= Die Arbeiter von Wien =

Viennese worker's song

"Die Arbeiter von Wien" ("The Workers of Vienna") is an Austrian socialist song, which was most likely written in 1927 when 89 protesters were killed during the July Revolt by police forces which were firing into the outraged crowd. The text of this Arbeiterlied was written by the Viennese poet and essayist Fritz Brügel (1897–1955). The song's melody is derived from the Soviet march "White Army, Black Baron" by Samuel Pokrass.

== History ==
The song was performed for the first time in 1929 at the 2nd International Workers' Youth Day in Vienna. The song became more widespread in 1934 during and after the Civil War between the Austrian labor movement and Social Democratic Party and the fascist authoritarian dictatorship and its organizations. In Vienna, Styria and Upper Austria in particular, workers spontaneously rose up against Austrofascism without any central leadership. Their struggle was suppressed through violent means.
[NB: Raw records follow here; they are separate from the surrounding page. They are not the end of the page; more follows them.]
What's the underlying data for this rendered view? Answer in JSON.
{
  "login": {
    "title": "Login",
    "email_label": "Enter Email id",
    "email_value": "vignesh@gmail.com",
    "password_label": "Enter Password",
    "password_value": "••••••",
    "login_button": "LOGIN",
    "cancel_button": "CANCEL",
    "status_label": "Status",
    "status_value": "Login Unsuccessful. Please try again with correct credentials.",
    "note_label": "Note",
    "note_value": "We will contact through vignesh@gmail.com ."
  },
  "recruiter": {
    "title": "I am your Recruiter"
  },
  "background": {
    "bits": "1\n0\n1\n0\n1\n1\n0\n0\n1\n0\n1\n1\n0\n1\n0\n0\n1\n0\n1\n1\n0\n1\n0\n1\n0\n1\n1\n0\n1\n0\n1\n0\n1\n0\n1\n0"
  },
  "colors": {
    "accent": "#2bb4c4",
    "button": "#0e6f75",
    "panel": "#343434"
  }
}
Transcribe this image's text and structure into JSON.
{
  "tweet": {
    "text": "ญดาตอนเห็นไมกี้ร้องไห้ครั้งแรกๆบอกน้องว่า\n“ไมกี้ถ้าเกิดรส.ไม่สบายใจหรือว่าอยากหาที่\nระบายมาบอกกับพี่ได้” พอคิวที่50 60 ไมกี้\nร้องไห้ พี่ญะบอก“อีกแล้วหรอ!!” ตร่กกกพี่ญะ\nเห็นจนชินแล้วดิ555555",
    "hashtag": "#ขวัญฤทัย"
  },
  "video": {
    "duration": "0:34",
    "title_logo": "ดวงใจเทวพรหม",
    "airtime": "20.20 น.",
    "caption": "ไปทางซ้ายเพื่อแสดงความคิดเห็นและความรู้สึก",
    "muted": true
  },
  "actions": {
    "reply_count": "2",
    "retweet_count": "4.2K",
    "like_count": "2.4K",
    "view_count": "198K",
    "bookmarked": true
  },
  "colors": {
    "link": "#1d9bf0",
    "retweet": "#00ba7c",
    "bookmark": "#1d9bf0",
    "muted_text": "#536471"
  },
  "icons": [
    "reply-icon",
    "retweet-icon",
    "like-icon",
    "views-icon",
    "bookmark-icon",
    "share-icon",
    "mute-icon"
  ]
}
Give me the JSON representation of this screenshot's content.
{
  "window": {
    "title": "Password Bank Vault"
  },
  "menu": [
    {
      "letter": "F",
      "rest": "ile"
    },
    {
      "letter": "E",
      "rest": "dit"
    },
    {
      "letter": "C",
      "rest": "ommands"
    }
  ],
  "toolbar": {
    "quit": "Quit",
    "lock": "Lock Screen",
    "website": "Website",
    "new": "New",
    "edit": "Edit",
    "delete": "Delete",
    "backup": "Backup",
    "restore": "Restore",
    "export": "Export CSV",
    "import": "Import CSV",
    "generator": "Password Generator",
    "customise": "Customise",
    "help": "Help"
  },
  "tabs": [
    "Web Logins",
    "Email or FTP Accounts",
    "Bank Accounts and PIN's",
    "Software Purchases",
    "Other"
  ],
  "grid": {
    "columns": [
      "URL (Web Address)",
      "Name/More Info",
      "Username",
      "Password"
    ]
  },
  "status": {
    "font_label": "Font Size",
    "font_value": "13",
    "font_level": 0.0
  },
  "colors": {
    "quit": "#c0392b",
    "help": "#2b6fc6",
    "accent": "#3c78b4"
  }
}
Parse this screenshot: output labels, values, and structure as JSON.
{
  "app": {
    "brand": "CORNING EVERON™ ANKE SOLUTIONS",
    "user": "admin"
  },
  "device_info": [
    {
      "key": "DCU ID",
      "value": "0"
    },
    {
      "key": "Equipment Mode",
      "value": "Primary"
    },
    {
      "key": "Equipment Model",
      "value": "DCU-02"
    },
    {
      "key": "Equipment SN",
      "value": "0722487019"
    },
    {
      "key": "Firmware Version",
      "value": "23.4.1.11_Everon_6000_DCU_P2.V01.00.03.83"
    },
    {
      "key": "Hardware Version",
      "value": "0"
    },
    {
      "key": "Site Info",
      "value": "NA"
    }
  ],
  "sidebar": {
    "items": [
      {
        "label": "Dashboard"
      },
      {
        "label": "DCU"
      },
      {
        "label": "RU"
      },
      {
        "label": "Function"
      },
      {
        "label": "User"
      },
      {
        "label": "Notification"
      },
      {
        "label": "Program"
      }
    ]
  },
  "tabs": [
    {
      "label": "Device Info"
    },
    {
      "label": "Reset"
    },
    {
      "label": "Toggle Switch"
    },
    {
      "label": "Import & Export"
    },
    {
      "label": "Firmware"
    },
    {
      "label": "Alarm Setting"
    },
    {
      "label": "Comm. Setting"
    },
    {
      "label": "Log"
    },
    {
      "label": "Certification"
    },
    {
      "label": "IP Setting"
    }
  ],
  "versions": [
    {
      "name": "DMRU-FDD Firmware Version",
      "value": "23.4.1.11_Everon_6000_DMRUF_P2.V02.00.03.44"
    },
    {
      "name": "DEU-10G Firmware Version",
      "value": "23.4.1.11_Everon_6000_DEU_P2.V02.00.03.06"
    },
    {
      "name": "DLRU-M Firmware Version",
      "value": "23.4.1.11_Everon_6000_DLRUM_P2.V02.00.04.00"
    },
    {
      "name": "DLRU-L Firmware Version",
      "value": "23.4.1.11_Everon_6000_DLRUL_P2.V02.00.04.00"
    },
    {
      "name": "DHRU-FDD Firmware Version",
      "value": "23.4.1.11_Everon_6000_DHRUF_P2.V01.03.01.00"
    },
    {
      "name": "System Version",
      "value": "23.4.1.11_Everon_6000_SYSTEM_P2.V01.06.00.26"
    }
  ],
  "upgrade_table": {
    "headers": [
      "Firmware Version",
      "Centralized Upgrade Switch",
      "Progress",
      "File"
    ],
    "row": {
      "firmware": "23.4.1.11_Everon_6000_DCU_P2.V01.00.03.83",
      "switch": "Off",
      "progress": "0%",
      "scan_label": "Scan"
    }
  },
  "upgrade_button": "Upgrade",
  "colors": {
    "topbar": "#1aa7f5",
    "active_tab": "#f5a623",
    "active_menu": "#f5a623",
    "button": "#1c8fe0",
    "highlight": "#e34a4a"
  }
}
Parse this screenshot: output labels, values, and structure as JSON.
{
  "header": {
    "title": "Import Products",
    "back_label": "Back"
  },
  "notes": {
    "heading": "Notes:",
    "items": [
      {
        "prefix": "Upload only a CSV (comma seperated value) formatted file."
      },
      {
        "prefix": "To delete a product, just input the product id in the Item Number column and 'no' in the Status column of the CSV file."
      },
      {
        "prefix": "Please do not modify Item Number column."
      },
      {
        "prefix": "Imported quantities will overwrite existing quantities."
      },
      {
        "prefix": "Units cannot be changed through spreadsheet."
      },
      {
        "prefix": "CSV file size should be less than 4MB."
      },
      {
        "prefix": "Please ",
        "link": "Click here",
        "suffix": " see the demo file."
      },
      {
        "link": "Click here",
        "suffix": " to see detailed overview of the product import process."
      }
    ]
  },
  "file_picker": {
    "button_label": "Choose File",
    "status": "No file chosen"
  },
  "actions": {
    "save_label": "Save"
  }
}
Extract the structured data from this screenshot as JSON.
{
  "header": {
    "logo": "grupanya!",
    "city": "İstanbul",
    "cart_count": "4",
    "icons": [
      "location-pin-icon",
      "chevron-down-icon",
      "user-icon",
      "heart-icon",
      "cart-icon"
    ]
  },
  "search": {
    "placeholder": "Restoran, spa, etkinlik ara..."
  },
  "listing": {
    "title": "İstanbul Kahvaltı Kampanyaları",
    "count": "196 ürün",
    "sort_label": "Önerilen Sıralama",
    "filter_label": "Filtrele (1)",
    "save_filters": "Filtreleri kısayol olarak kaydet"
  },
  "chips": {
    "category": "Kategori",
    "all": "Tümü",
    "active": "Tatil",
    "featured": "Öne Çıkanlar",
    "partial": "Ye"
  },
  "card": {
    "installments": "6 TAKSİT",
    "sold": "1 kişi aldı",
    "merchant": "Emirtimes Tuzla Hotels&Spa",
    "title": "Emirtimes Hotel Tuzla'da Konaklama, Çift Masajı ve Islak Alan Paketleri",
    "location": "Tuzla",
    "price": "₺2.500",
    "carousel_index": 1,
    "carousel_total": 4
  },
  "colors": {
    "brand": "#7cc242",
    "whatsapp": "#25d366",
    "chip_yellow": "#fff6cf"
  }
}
The song "Die Arbeiter von Wien" became part of the international anti-fascist song repertoire.

== Lyrics ==

Wir sind das Bauvolk der kommenden Welt,
Wir sind der Sämann, die Saat und das Feld.
Wir sind die Schnitter der kommenden Mahd,
Wir sind die Zukunft und wir sind die Tat.

Refrain

||: So flieg’, du flammende, du rote Fahne,
Voran dem Wege, den wir zieh‘n.
Wir sind der Zukunft getreue Kämpfer.
Wir sind die Arbeiter von Wien. :||

Herrn der Fabriken, ihr Herren der Welt,
Endlich wird eure Herrschaft gefällt.
Wir, die Armee, die die Zukunft erschafft,
Sprengen der Fesseln engende Haft.

Refrain

Wie auch die Lüge uns schmähend umkreist,
Alles besiegend erhebt sich der Geist.
Kerker und Eisen zerbricht seine Macht,
Wenn wir uns ordnen zur letzten Schlacht.